Nossa Senhora menina

Queridos catequistas, vamos refletir  um assunto que nunca se esgota no meio cristão católico, mas que pouco falamos sobre ele, o nascimento da Virgem Maria celebrado em 08 de Setembro.

A curiosidade, acrescido de um grande carinho, fez com que os cristãos indagassem sua chegada ao mundo. Como ela teria nascido? O que Deus Pai lhe tinha preparado? Ela nasceu para ser a mãe do Messias?

A tradição literária dos primeiros cristãos nos conta que o seu nascimento se deu pelo amor e bondade de Deus a um casal de judeus que viviam na Galiléia, religiosos e tementes a Deus, Joaquim e Ana (pais da Virgem Maria) que há muitos anos pediam ao Senhor um filho. Diziam que se o pedido deles fosse cumprido seu filho seria consagrado ao Senhor. Vinte anos depois um anjo apareceu a Joaquim e Ana dizendo-lhes que eles seriam pais de uma menina. Ao nascer lhe deram o  nome de Maria, Miriam no Hebraico, que significa “Amada por Deus”.

Como tinha sido consagrada por seus pais ao Senhor antes do nascimento, ao completar três anos, Maria foi conduzida ao Templo, onde permaneceu até os 13 anos, quando foi entregue a São José como sua noiva.

Existe outro documento sobre o assunto no tempo de São Leão Magno no século V d.C. Nesta época o nascimento de Maria já era celebrado com missas, procissões e orações próprias. Segundo os cristãos deste período, a mãe de Jesus e nossa, representava o canal de todas as graças.

Dois milênios se passaram e hoje lembramos que Maria, por uma graça de Deus nos foi presenteada também como mãe, no acontecimento aos pés da cruz quando Jesus, olhando para João, disse: “Eis aí tua mãe”... (Jo 19,27). Desta forma, na pessoa de São João, somos também seus filhos, felizes herdeiros desta graça, e assim nos sentimos abençoados, procurando expressar de tantas formas o amor, admiração, respeito e veneração que sentimos por ela.

Intimamente ligados a este assunto, temos acesso hoje uma vasta literatura dos primeiros cristãos a respeito, entre elas o “Evangelho da Natividade de Maria”, “evangelho do pseudo Mateus”  traduzido do hebraico por S. Jerônimo, “o evangelho secreto da Virgem Maria”, o “Proto-evangelho de Tiago” etc. Em minha obra “Histórias de Maria que a Bíblia não conta”, composta de três volumes sobre a vida da mãe de Nosso Senhor como pessoa, filha, mãe, esposa, discípula e amiga dos apóstolos, dedico mais da metade do primeiro volume ao nascimento, infância e adolescência de Maria, pois considero de suma importância conhecermos bem a quem amamos.

Outro elemento importante a ser considerado na chegada da menina Maria ao mundo foi o motivo maior.

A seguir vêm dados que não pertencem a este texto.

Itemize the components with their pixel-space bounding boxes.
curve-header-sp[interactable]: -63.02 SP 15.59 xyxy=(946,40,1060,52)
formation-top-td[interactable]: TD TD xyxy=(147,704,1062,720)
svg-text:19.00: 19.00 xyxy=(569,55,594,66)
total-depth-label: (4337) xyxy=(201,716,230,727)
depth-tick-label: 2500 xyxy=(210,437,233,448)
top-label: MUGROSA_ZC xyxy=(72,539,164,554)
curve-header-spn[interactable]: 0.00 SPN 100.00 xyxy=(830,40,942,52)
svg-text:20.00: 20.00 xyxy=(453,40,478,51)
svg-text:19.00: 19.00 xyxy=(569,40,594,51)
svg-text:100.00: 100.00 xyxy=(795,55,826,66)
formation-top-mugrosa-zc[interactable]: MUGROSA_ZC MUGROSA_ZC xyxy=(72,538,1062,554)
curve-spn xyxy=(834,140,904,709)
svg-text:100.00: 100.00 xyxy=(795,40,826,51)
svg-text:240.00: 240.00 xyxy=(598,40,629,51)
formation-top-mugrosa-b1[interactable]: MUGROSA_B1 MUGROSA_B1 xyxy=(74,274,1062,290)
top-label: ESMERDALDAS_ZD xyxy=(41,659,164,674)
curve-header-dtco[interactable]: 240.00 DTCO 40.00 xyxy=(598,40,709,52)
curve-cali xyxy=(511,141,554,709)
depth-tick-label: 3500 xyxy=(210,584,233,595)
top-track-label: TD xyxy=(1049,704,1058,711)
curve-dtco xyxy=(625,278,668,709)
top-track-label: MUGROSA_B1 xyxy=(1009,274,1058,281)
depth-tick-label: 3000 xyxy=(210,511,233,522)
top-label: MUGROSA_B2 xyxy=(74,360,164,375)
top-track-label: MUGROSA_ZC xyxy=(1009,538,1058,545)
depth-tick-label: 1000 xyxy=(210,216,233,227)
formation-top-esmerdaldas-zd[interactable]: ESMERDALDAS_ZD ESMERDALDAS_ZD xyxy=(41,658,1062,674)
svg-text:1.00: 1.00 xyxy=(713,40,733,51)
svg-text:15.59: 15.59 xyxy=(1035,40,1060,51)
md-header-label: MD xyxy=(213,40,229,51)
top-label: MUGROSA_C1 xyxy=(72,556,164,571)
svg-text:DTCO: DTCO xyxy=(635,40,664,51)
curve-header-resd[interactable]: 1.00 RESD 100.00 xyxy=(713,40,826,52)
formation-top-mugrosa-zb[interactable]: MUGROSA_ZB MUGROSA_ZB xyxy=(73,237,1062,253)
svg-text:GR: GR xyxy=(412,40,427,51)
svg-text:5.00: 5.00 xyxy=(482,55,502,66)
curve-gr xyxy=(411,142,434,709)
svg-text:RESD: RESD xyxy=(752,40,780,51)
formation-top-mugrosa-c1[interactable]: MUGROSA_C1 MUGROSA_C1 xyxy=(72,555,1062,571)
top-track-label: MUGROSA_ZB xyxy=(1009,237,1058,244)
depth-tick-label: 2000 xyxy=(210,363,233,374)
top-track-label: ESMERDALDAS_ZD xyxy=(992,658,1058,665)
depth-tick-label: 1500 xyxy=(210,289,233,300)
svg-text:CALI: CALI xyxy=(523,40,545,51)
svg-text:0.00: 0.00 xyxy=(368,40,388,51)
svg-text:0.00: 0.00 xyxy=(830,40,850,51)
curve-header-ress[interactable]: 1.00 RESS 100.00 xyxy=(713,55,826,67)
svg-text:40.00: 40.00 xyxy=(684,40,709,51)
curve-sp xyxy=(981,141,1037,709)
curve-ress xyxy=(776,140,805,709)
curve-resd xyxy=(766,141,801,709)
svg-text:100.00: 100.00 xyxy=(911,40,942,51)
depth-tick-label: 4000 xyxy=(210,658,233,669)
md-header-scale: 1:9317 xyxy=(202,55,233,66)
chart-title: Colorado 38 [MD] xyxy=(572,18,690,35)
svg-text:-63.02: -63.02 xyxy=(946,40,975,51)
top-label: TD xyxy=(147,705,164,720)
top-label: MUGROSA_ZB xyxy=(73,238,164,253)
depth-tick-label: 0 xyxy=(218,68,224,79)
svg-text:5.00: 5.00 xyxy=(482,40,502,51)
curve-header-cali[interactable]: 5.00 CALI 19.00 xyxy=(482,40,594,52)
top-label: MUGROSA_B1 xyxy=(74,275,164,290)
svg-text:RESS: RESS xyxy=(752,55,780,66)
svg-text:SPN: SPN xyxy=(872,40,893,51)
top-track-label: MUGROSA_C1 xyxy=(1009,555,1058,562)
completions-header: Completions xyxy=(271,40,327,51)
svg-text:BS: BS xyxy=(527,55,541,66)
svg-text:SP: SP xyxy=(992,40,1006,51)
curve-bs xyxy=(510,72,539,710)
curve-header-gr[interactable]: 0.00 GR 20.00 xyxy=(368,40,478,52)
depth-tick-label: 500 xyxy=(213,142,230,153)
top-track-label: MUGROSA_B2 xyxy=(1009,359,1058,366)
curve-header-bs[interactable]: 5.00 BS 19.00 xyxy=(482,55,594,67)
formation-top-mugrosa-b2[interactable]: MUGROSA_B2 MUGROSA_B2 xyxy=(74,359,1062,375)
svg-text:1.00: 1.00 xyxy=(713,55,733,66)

Deus, por amor, através de Maria veio trazer definitivamente o SEU Projeto à humanidade na última tentativa de cumprir a promessa aos seus filhos desde o princípio (Gn 1 e 2), quando o homem e a mulher fizeram uso da liberdade e optaram por caminhar longe de Deus. Desta forma, seu Projeto não tinha sido suficientemente cumprido, mas ELE não nos abandonou, demonstrou a sua maior expressão de amor, enviando primeiro Maria, que nos traria Jesus. A esse respeito diz São João em seu evangelho (13,16) “Porque Deus amou o mundo de tal maneira, que deu o seu filho unigênito para que todo aquele que n'Ele crê não pereça, mas tenha a vida eterna”. Para isso escolheu um casal, Ana e Joaquim, que aos seus olhos foram merecedores de tal graça, trazer ao mundo aquela que seria a mãe do nosso Salvador, Maria.

Em virtude disso, principalmente nós os catequistas não podemos deixar de celebrar o nascimento de Maria e festejarmos juntos aos nossos catequizandos esta festa, tendo em vista que Maria também foi a primeira catequista de Jesus, tendo sido preparada no ensino das Escrituras no Templo, dos três aos doze anos, para a sua maior missão na terra, ser a mãe do salvador do mundo.

Diante de tudo que refletimos, fica incontestável que Maria foi escolhida pelo Pai para a realização do Mistério da Encarnação do Verbo de Deus, sendo revelada como a Mãe do Salvador, Nosso Senhor Jesus Cristo, e nossa mãe.